I have to say that the human rights activists I’ve come across so far in Israel are almost uniformly patriotic. In addition to being warm and welcoming, everyone I have met has asked me enthusiastically whether I’m considering moving to Israel. At the same time, I’ve been struck by their sense of frustration with their work: they take pride in it, but seem to be wracked with doubt about its true worth.
They are not worried whether their criticism reflects poorly on Israel—quite the opposite: they are worried whether they are somehow complicit in Israel’s sins by participating in its legal system. For example, the fact that the Israeli government, and that defenders of Israel abroad (such as myself) often refer to Israel’s human rights culture as a mitigating factor seems to cause great consternation.
I’ve heard that Israel’s human rights organizations are even considering a boycott of the state—no more contact with the IDF or the Civil Administration in the West Bank or even the High Court of Justice, as long as the occupation continues. I guess the hope is that this will embarrass Israel and lead to a more intense campaign of international pressure that will result in Israel’s withdrawal from the territories.
This idea, it seems to me, is really awful. Strategically, it misunderstands the effect of international pressure. Many international human rights organizations today would be just as happy to see Israel disappear as to see the occupation come to an end. Israeli human rights organizations would quickly lose control of the agenda, and wake up to find they have weakened not only Israel but themselves within it.
The most direct victims of a boycott would be the very people that human rights organizations are ostensibly trying to help most—namely, the Palestinians in the occupied territories, who would be suddenly voiceless. Ordinary Israelis would also suffer, since there would be no one left to take up human rights cases within Israel itself on the wide variety of issues that have nothing to do with the occupation.
Perhaps the most important reason a boycott by human rights organizations would make no sense is that Israel cannot, by itself, solve the problem of the occupation, even if it wanted to. Even if you believe one side is wrong and the other right, that one side is able and the other side unable to make concessions, there are still two sides, and a unilateral boycott would not address the dynamic core of the conflict.
One could understand the boycott idea if human rights activists were being harassed, arrested, beaten or killed in Israel. But this is not the case. In fact, the Israeli government does not interfere in the work of Israeli human rights organizations in the slightest, even though some of these organizations, like Adalah, are fundamentally opposed to the country’s basic identity as a Jewish state.
Ironically, it is on the Palestinian side of the Green Line that human rights organizations are prevented by the government from doing their work—not by Israel, but the Palestinian Authority. Yet no one seems to be internationalizing the cause of human rights in the PA (though one Israeli group, Shurat HaDin, gives legal assistance to Palestinians accused of being Israeli agents against the PA).

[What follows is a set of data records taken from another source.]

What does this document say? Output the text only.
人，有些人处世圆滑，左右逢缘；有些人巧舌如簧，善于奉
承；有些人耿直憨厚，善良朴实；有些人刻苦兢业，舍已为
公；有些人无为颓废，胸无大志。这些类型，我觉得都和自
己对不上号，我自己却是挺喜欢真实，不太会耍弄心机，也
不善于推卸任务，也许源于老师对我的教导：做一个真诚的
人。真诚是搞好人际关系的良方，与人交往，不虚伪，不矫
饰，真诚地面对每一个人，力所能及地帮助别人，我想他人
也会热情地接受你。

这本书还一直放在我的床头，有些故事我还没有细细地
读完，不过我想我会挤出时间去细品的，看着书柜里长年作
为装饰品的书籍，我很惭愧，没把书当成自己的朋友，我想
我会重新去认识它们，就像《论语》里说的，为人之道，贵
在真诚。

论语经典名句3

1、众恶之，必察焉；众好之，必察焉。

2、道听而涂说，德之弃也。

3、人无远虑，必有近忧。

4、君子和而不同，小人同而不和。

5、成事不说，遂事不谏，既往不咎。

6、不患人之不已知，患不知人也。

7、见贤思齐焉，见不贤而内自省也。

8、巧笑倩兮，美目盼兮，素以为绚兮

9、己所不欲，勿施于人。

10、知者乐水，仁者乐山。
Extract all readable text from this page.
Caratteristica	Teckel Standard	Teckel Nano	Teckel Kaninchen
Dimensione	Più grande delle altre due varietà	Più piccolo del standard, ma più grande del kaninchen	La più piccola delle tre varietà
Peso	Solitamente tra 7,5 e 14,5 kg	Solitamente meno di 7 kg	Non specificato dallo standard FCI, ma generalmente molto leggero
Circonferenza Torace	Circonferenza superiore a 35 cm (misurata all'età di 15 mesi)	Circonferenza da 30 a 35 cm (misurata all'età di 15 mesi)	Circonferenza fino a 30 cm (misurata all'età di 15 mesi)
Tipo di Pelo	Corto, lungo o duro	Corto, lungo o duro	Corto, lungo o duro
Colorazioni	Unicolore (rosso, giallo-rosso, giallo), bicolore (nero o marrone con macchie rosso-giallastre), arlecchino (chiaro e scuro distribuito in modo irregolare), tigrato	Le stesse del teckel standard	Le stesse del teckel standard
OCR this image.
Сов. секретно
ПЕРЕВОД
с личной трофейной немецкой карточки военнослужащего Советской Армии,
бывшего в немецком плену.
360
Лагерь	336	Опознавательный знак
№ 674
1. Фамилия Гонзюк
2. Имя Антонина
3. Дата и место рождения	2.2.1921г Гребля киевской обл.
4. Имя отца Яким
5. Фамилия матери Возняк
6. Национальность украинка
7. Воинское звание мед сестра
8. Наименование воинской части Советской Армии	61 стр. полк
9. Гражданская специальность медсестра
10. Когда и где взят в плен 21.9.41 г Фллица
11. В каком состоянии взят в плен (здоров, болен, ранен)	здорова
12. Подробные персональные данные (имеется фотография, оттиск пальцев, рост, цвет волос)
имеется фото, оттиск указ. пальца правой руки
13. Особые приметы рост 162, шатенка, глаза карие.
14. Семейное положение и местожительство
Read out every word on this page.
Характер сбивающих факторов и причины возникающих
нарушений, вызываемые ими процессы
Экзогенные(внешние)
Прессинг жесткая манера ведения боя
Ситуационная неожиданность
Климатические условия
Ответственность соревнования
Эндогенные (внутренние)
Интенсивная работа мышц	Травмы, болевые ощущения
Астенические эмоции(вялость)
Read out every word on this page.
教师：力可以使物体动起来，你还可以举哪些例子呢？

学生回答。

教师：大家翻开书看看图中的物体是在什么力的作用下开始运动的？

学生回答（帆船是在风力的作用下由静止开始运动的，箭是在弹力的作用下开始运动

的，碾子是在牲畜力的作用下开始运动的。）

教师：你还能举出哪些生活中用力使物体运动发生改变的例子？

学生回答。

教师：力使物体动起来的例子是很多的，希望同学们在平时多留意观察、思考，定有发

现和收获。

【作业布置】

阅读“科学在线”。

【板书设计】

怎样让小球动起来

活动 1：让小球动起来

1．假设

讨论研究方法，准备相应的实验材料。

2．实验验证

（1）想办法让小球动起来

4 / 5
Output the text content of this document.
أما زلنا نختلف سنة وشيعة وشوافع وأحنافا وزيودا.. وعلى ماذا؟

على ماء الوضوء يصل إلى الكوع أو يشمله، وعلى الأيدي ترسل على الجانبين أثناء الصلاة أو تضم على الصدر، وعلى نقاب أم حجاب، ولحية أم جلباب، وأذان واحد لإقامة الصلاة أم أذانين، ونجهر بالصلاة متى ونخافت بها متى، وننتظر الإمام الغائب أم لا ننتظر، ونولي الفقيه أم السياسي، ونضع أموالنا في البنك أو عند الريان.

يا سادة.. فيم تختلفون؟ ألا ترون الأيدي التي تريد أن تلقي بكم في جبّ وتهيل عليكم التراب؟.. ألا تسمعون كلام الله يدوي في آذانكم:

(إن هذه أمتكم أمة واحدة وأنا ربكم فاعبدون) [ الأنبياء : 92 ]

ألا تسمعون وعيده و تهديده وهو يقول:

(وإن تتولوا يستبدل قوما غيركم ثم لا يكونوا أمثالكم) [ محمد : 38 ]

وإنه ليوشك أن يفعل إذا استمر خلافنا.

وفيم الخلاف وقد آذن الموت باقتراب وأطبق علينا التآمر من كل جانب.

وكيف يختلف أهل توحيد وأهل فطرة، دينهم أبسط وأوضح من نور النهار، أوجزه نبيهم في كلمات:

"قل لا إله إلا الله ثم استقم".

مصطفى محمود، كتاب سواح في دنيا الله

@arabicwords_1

The boycott idea is really the latest version of a debate that erupted in the Israeli peace movement in the 1980s, before the first intifada, between those who argued change required outright opposition to the state and those who argued for reform from within. And that, perhaps, was just a re-hash of the debate between those supporting Jewish sovereignty in the 1940s and the binationalists who opposed it.
This impulse might seem to be a form of self-hatred that is at the same time self-indulgence to the point of extreme, self-destructive narcissism. Yorum Hazony, surveying the history of this phenomenon, argues that the Jewish radicals have won the battle of ideas within Israeli society, even though they have failed at every stage to shape the physical reality. Perhaps that is happening in this case, too. But why?
Perhaps one answer is a kind of religious impulse that persists even in secular Israel, and which has been strengthened by Israel’s connection to socialism—the idea that what is self-denying is more authentic, that what is difficult is more real. It takes a special act of will to oppose your own country, your own class, your own human impulses. Those who do not are viewed, from this perspective--and view themselves--as failures and frauds.
And perhaps another explanation is the failure of the Jewish/Israeli encounter with the Arab “Other,” which some have reacted to by asserting their will, and others have reacted to by shrinking from themselves. In other words, since the Palestinians can’t make peace or build a state, some Israelis want to go ahead with their own national project anyway, while others turn their frustration inward.
Either way is tragic, but only one retains the possibility of a future, more successful encounter. That doesn’t make occupation OK, but the correct response to Palestinian failure cannot be to cause Israeli failure as well. Human rights lawyers, like doctors, have a duty to their profession and their clients. That is the ethic that should guide Israel’s rights groups now. If they boycott, they may never recover.